Why it matters: - Ranking can account for source quality/risk consistently. - UI labels now include source-quality context.
3) Hardened RSS Fetching
Implemented in:
- scripts/collect_trends.py
What changed:
- Added feed runtime controls:
- in-memory cache
- persistent cache (data/feed_runtime_cache.json)
- cooldown after repeated failures
- host-specific retries and retry delays
- fallback URL support
- Added content-type/feed-content validation before accepting responses.
- Added timestamp normalization helpers for heterogeneous feed and API timestamps.
Why it matters: - Prevents repeated hard failures from taking down collection runs. - Keeps pipeline productive when sources intermittently fail.
4) Deduplication Upgrade (Clustering + Corroboration)
Implemented in:
- scripts/collect_trends.py
What changed: - Replaced simple title similarity dedup with clustered dedup using: - token overlap - jaccard similarity - semantic ratio (SequenceMatcher) - Canonical trend selected by quality-aware score. - Duplicates now merge corroborating source URLs and source diversity.
Why it matters: - Reduces duplicate noise while preserving multi-source corroboration signals.
5) Quality-Aware Ranking
Implemented in:
- scripts/collect_trends.py
- scripts/source_registry.py
What changed: - Final scoring now combines: - base relevance score - recency boost - source-quality multiplier - source-diversity boost
Why it matters: - Promotes high-quality corroborated reporting over single-source low-signal posts.
6) Source Health Monitoring
Implemented in:
- scripts/source_health_check.py
What changed:
- Added parallel health checks for all cataloged sources.
- Adds clear source status classifications:
- healthy
- degraded
- flaky (intermittent/retry-success)
- down
- Supports fallback validation and writes data/source_health.json.
Why it matters: - Provides daily operational visibility into failing or unstable sources.

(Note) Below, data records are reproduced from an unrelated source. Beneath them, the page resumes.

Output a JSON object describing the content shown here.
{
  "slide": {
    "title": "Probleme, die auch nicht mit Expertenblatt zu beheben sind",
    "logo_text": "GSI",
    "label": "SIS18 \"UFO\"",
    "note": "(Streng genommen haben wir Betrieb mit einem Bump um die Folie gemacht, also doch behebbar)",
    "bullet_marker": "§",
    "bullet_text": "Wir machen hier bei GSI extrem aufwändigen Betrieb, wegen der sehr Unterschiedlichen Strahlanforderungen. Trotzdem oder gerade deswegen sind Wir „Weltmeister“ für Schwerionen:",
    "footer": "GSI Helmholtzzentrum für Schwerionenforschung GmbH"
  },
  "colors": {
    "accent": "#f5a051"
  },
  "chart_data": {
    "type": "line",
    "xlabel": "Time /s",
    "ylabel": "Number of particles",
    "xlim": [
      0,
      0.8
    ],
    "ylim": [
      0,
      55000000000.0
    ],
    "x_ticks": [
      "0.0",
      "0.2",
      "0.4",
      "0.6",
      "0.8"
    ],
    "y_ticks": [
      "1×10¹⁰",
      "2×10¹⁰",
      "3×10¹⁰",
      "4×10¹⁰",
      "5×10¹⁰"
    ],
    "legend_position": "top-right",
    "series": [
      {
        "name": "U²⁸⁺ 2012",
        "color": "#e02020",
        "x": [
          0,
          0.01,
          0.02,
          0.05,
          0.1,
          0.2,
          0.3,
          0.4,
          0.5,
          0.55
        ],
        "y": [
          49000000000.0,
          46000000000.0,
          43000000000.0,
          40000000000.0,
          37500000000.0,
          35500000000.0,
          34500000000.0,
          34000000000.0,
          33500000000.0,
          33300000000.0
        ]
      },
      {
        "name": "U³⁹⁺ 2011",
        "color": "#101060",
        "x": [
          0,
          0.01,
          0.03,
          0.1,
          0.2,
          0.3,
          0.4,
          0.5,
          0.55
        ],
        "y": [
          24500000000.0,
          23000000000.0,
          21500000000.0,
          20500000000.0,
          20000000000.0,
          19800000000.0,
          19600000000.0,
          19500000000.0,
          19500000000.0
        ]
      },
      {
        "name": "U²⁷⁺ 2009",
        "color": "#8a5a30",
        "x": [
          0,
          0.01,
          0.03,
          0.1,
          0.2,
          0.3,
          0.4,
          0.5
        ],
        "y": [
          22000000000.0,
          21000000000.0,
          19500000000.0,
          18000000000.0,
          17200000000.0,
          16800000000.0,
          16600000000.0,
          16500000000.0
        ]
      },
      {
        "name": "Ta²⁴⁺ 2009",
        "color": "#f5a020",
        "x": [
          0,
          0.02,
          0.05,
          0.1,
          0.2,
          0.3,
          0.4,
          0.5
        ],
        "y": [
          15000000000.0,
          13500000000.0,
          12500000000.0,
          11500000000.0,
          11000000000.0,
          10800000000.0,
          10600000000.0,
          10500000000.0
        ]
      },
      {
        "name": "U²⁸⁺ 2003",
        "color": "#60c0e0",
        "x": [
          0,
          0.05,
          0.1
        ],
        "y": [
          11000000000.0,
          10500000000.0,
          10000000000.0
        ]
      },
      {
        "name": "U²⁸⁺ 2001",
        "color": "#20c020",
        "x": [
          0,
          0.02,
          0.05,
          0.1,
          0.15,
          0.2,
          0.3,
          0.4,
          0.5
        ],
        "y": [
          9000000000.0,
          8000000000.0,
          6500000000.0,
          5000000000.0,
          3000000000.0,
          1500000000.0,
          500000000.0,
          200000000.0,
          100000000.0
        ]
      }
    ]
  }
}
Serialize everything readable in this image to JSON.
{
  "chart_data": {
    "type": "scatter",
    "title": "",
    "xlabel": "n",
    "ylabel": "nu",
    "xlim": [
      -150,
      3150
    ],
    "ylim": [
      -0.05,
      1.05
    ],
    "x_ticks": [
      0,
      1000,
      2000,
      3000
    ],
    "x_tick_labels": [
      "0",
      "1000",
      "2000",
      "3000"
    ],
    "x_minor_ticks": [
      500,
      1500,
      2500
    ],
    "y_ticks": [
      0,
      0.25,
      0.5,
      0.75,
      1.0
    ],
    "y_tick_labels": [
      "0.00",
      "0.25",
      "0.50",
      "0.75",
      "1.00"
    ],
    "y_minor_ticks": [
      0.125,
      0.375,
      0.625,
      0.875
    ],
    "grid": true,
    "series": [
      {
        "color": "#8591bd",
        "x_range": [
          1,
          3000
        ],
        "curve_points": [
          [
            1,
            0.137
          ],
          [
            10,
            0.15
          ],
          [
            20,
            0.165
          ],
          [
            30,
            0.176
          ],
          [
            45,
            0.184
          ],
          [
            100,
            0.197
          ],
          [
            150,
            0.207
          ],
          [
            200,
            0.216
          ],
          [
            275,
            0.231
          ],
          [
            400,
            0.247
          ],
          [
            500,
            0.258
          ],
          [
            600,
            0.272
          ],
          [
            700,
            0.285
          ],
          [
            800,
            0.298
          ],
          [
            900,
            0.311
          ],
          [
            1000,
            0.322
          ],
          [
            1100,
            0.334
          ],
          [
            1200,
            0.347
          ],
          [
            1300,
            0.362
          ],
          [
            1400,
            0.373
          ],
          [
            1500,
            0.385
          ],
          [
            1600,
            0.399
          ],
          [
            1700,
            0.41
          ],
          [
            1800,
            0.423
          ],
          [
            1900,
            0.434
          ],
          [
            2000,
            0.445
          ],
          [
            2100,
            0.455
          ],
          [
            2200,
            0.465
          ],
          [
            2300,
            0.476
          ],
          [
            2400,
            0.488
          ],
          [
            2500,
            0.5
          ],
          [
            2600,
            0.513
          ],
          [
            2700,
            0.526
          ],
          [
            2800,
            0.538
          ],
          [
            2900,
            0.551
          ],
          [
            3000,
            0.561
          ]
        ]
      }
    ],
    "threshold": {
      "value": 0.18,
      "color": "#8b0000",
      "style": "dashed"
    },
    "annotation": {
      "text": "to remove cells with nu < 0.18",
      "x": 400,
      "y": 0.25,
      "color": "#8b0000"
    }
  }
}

7) Test Coverage for Resilience Paths
Implemented in:
- tests/test_trend_collector.py
- tests/test_source_health_check.py
What changed: - Added tests for: - fallback feed usage - cached response usage during cooldown - corroboration-aware dedup behavior - quality-influenced ranking order - flaky source classification - fallback success classification - health source coverage for CMMC Reddit feeds
Why it matters: - Reduces regression risk on the most failure-prone ingestion logic.
8) Runtime Artifact Hygiene
Implemented in:
- .gitignore
What changed:
- Added ignore rule for feed runtime cache:
- data/feed_runtime_cache.json
Why it matters: - Prevents ephemeral runtime cache files from polluting git history.